Every parent knows that kids can get expensive. But school teachers tend to say the same thing, when you consider how often they purchase school supplies for their students out of their own take-home pay.
Rep. Elliott Engen (R-White Bear Township) hopes that such a burden could be eased a bit by creating a sales tax exemption for school supplies. That’s the gist of HF331, which would create exemptions for a host of products that a child uses during a typical school day.
On Tuesday, the House Taxes Committee laid the bill over, as amended, for possible omnibus bill inclusion.
“This is a pro-family bill,” Engen said. “This is a pro-affordability bill. And this is a pro-education bill. We want to deliver money back into families’ pockets, and the easiest way to do that is to eliminate this regressive sales tax.”

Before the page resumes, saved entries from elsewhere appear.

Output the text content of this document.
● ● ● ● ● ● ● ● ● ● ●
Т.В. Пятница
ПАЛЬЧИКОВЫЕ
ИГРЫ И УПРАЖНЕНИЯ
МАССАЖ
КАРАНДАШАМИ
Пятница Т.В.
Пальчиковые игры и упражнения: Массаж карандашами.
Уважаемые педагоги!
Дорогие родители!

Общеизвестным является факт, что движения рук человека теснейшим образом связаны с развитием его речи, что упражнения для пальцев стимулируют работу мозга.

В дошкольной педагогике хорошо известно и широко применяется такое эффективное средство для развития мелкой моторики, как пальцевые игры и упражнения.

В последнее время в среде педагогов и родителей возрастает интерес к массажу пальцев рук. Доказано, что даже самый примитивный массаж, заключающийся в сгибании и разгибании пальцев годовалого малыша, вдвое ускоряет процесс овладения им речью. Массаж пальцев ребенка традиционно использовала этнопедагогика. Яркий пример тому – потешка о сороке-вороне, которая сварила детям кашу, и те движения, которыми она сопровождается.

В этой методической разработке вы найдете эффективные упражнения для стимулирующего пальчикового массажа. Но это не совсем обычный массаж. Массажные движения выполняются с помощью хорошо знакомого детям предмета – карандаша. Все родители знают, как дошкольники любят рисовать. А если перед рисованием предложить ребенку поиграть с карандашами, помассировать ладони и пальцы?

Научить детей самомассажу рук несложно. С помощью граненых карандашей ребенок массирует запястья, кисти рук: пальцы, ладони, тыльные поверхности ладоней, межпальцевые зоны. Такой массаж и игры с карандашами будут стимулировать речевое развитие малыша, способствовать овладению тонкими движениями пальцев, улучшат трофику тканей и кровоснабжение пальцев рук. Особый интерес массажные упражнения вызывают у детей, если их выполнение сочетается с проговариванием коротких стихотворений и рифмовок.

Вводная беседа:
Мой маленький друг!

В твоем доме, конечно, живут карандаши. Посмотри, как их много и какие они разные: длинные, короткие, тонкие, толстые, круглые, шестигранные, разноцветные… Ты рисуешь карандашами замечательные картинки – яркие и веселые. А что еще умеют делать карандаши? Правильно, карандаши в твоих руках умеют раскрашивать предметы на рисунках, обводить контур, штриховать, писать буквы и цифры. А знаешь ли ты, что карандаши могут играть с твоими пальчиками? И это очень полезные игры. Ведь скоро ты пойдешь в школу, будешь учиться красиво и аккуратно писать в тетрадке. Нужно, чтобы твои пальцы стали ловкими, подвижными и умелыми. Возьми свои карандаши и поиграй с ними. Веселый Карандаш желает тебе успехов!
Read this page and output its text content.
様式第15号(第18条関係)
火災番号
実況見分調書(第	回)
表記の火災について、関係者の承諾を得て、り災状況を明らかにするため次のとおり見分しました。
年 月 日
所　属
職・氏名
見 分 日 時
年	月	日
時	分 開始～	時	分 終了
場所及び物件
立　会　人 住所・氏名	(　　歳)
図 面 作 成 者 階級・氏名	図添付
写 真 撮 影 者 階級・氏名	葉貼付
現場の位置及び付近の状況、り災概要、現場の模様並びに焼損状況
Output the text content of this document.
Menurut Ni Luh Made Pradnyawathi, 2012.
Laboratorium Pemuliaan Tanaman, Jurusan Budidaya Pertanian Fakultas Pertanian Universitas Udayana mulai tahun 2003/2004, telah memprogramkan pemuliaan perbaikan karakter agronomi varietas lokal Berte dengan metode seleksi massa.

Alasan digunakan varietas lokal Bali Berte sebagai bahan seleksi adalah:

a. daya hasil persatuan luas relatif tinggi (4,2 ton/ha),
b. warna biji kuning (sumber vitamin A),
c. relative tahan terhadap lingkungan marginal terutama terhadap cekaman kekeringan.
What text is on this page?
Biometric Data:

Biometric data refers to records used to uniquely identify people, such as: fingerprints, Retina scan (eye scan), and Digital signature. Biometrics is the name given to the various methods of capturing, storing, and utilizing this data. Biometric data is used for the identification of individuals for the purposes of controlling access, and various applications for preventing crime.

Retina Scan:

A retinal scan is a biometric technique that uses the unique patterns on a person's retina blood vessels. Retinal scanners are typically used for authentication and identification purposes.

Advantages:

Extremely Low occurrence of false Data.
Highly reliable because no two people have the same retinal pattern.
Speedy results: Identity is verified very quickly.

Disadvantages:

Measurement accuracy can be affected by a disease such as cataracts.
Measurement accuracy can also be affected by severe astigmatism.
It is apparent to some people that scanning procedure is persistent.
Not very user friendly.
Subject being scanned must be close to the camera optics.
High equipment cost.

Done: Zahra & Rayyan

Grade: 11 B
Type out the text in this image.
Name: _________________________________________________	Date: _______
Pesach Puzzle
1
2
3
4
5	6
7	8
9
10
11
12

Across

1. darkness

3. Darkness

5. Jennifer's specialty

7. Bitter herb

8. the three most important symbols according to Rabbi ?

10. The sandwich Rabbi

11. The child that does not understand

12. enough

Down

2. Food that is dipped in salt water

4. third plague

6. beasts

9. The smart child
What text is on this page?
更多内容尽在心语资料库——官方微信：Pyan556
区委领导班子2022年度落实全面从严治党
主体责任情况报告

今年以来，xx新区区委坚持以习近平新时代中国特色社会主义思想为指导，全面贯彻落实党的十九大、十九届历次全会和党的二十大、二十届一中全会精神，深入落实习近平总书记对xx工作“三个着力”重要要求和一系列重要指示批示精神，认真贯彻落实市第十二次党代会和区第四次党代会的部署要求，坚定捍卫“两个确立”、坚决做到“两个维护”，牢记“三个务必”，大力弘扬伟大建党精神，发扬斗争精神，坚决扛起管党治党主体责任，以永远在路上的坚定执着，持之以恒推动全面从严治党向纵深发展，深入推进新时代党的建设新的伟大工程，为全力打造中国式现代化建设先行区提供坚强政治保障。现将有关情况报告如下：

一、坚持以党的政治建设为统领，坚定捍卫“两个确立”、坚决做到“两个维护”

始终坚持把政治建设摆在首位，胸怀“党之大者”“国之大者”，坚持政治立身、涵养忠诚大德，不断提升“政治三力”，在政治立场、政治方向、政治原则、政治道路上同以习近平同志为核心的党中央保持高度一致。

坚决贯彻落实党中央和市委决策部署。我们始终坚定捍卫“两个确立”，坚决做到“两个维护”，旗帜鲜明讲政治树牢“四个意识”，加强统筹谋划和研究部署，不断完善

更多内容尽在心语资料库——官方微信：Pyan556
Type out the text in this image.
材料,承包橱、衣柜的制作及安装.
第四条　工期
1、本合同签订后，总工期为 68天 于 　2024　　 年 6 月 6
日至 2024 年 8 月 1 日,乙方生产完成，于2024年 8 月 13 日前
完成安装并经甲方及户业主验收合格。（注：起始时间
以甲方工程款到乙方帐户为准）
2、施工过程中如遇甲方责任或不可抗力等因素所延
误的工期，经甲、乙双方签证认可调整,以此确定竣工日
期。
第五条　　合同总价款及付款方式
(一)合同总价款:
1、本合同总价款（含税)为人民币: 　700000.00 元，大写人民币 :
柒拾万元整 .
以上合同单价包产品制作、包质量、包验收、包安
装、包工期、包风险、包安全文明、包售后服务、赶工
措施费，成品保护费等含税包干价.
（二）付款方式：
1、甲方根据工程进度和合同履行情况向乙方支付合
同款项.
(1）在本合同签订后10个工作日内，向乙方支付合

Alec Williams, a policy researcher at We Make America, testifies before the tax committee March 24 against a bill sponsored by Rep. Elliott Engen, right, that would provide a sales and use tax exemption for all school supplies. (Photo by Andrew VonBank)School supplies and book bags are generally taxable under the state’s sales and use tax, but the bill would remove them from the list of taxable items. Among those mentioned in the bill are binders, calculators, tape, chalk, paper products, glue, notebooks, markers, lunch boxes, pens, pencils, erasers, crayons, rulers and scissors, as well as backpacks having a retail price of $60 or less.
A revenue estimate indicates potential changes to the state’s tax code would reduce state revenues by $41.2 million in Fiscal Year 2027. It also estimates there were approximately 1.5 million school aged children in Minnesota in 2025, and that the average spending per child was $342.
“The budgetary cost of this bill outweighs its benefit to families,” said Alec Williams, a policy researcher with We Make MN, adding that his research shows the average Minnesota family would only save $11.89 per child with the tax exemption. He suggested that there are better ways to help teachers.
“This might save them 7% on their school supplies,” he said. “But it doesn’t do anything about the 93% of out-of-pocket expenditures that we shouldn’t be making them cover in the first place.”
The committee’s co-chair, Rep. Aisha Gomez (DFL-Mpls), said that she found the list of potential tax-free products too expansive. “This is an expensive, gimmicky solution that doesn’t actually solve the problem that it sets out to solve.”
While Rep. Cheryl Youakim (DFL-Hopkins) said that the bill’s $41.2 million in lost revenue would be much better spent funding schools, Rep. Drew Roach (R-Farmington) praised the bill as “putting money back in the pockets of those who need it the most.”